The standard doxorubicin HCl displays extensive tissue distribution (volume of distribution, 700 to 1100 L/m2) and a rapid elimination clearance (24-73 L/h/m2). In contrast the pharmacokinetic profile of pegylated liposomal doxorubicin indicates that pegylated liposomal doxorubicin is confined mostly to the vascular fluid volume and that the clearance of doxorubicin from the blood is dependent upon the liposomal carrier. After the liposomes are extravasated and enter the tissue compartment, doxorubicin becomes available.

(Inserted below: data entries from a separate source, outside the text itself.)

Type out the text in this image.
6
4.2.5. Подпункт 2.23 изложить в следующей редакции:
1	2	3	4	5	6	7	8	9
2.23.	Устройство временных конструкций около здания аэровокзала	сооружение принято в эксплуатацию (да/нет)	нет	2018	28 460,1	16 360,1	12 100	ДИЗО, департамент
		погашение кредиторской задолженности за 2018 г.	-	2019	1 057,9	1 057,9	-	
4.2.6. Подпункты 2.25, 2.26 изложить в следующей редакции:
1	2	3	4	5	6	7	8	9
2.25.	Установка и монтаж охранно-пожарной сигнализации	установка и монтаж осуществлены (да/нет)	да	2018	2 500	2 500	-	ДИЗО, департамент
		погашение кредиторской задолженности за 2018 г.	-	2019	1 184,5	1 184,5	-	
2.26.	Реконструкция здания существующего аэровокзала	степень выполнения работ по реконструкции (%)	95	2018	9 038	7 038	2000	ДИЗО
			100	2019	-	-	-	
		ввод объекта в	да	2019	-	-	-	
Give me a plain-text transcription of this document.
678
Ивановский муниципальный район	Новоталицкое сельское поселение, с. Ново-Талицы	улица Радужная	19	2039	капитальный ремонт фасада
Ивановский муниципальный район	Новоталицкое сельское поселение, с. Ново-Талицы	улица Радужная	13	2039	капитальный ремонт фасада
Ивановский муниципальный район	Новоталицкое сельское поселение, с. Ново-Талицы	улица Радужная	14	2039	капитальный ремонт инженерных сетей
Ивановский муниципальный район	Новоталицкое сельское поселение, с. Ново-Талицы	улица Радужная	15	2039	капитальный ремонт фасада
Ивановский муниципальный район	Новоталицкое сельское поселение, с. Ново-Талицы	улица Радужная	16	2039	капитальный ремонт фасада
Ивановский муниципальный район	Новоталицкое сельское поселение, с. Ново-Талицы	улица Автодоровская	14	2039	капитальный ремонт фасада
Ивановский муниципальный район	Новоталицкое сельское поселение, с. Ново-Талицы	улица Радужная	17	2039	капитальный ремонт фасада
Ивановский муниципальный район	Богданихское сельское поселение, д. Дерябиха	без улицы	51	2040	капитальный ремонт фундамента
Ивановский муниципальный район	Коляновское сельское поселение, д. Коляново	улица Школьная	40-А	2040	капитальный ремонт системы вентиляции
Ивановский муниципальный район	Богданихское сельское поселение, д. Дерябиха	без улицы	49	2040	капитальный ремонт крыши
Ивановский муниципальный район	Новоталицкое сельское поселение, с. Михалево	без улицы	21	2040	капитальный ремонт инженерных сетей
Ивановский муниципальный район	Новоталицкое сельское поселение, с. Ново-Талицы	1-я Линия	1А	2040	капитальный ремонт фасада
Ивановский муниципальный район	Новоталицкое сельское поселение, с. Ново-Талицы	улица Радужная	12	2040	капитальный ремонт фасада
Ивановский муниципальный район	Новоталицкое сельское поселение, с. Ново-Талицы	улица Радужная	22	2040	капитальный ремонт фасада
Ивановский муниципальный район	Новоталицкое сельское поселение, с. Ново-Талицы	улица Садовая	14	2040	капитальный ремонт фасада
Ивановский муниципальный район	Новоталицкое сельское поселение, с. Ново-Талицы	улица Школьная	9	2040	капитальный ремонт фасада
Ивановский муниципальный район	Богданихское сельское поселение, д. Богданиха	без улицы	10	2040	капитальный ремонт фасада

At equivalent doses, the plasma concentration and AUC values of pegylated liposomal doxorubicin which mostly exist as encapsulated in liposomeos (containing 90% to 95% of the measured doxorubicin) are significant higher than standard doxorubicin HCl.
Pharmacodynamics: Mechanism of action: The exact mechanism of the antitumor activity of doxorubicin is not known. It is generally believed that inhibition of DNA, RNA and protein synthesis is responsible for the majority of the cytotoxic effect. This is probably the result of intercalation of the doxorubicin between adjacent base pairs of the DNA double helix thus preventing their unwinding for replication.